The entire sector has benefitted from this method, which was developed over thirty years ago. Throughout the decades, it has helped producers and consumers alike to discern the sensory features of olive oil, and has produced a class of professional oil tasters who now have the tools to rank extra virgins.
Having a greater knowledge of the sensory traits of oil, any expert could discriminate a good product from a bad one: it therefore became impossible to brand the latter oils as extra virgin, and they had to be sold as either virgin or lampante oils, according to the intensity of their faults.
This was presumably the main purpose for which this method was developed, and the first experts trained a new generation of tasters to follow the same guidelines. Nowadays, as we all know, there are still many faulty oils on the market, but their number is much smaller than in the past.

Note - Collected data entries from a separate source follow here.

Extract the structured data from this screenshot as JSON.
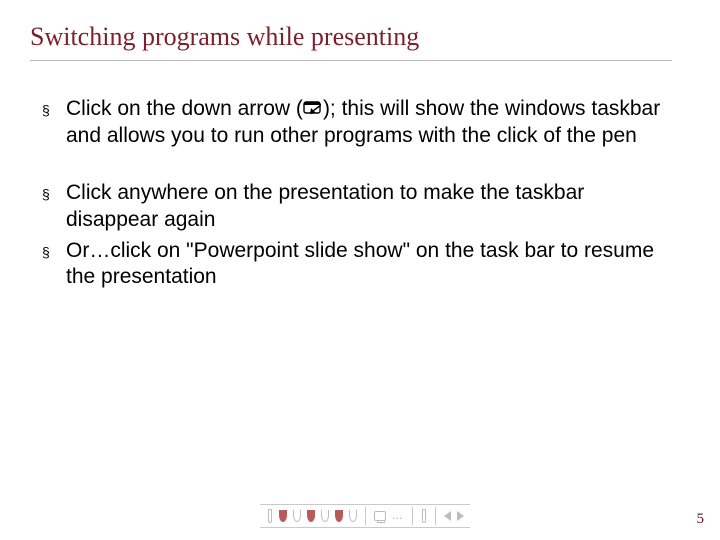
{
  "title": "Switching programs while presenting",
  "groups": [
    {
      "items": [
        {
          "pre": "Click on the down arrow (",
          "glyph": "screen-arrow",
          "post": "); this will show the windows taskbar and allows you to run other programs with the click of the pen"
        }
      ]
    },
    {
      "items": [
        {
          "text": "Click anywhere on the presentation to make the taskbar disappear again"
        },
        {
          "text": "Or…click on \"Powerpoint slide show\" on the task bar to resume the presentation"
        }
      ]
    }
  ],
  "toolbar": {
    "dots": "…"
  },
  "page_number": "5",
  "bullet_marker": "§"
}
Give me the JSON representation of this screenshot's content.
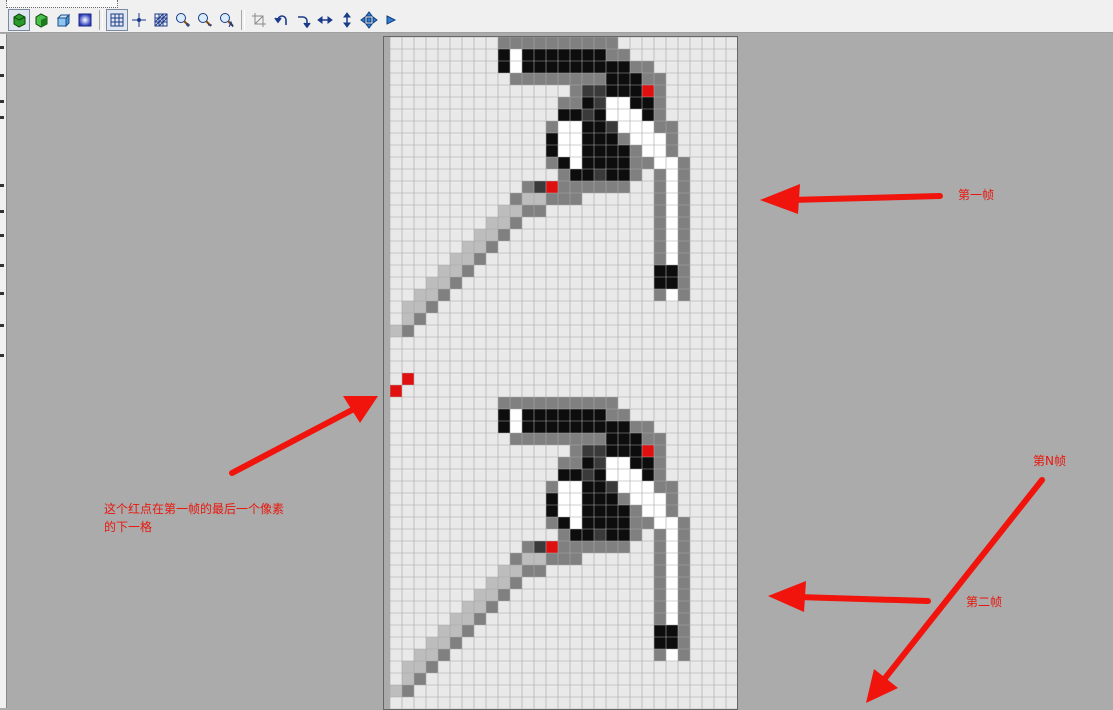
{
  "toolbar": {
    "icons": [
      "green-cube-icon",
      "green-cube-shaded-icon",
      "blue-cube-icon",
      "gradient-box-icon",
      "grid-icon",
      "crosshair-icon",
      "hatch-grid-icon",
      "zoom-in-icon",
      "zoom-out-icon",
      "zoom-text-icon",
      "crop-icon",
      "rotate-left-icon",
      "rotate-right-icon",
      "flip-horizontal-icon",
      "flip-vertical-icon",
      "move-all-icon",
      "move-right-icon"
    ]
  },
  "colors": {
    "background": "#ababab",
    "grid_bg": "#e9e9e9",
    "grid_line": "#a6a6a6",
    "annotation": "#e8170e"
  },
  "annotations": {
    "frame1": "第一帧",
    "frame2": "第二帧",
    "frameN": "第N帧",
    "red_dot_line1": "这个红点在第一帧的最后一个像素",
    "red_dot_line2": "的下一格"
  }
}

Differentiation arrived at a later stage, and extra virgin olive oils were mainly identified by three parameters: intensity (light, medium and intense, although other terms are usually used, which have a greater appeal to the consumer), variety or cultivar (single varietal oils) and place of origin (PDO and PGI oils).
Although this method has been adapted and adjusted to make it an appropriate tool to distinguish and describe the sensory features of extra virgin olive oil, but more often than not, it is still used for its original purpose, or, in other words, to detect potential faults.
Training courses aimed at forming judges for panel tests are still mostly focused on teaching how to detect the negative traits of oil and assess their intensity.
Naturally, the future tasters also learn to identify the positive attributes of an oil, but this aspect is always more marginal.
Too much attention on the defects makes it difficult to recognise the qualities, and the result is that we tend to train fault hunters: everybody is on the lookout for low-quality oils, or even frauds!
I believe that the time has come to revise these courses, the tasting methods and its aims.
The students should be taught to recognize the merits of every oil of superior quality, identify their unique features, and appraise them, in order to find which food it best pairs with: this would create a tool that is more in line with our current needs.
Today’s oil world is very different from thirty years ago, when millers still argued heatedly about the merits of traditional presses vs. continuous ones, no oil contests were organized, there were no oil guides, the name of the brand was the only factor that really counted for the consumer, scientific knowledge was limited, and oil-food pairing was something unheard of.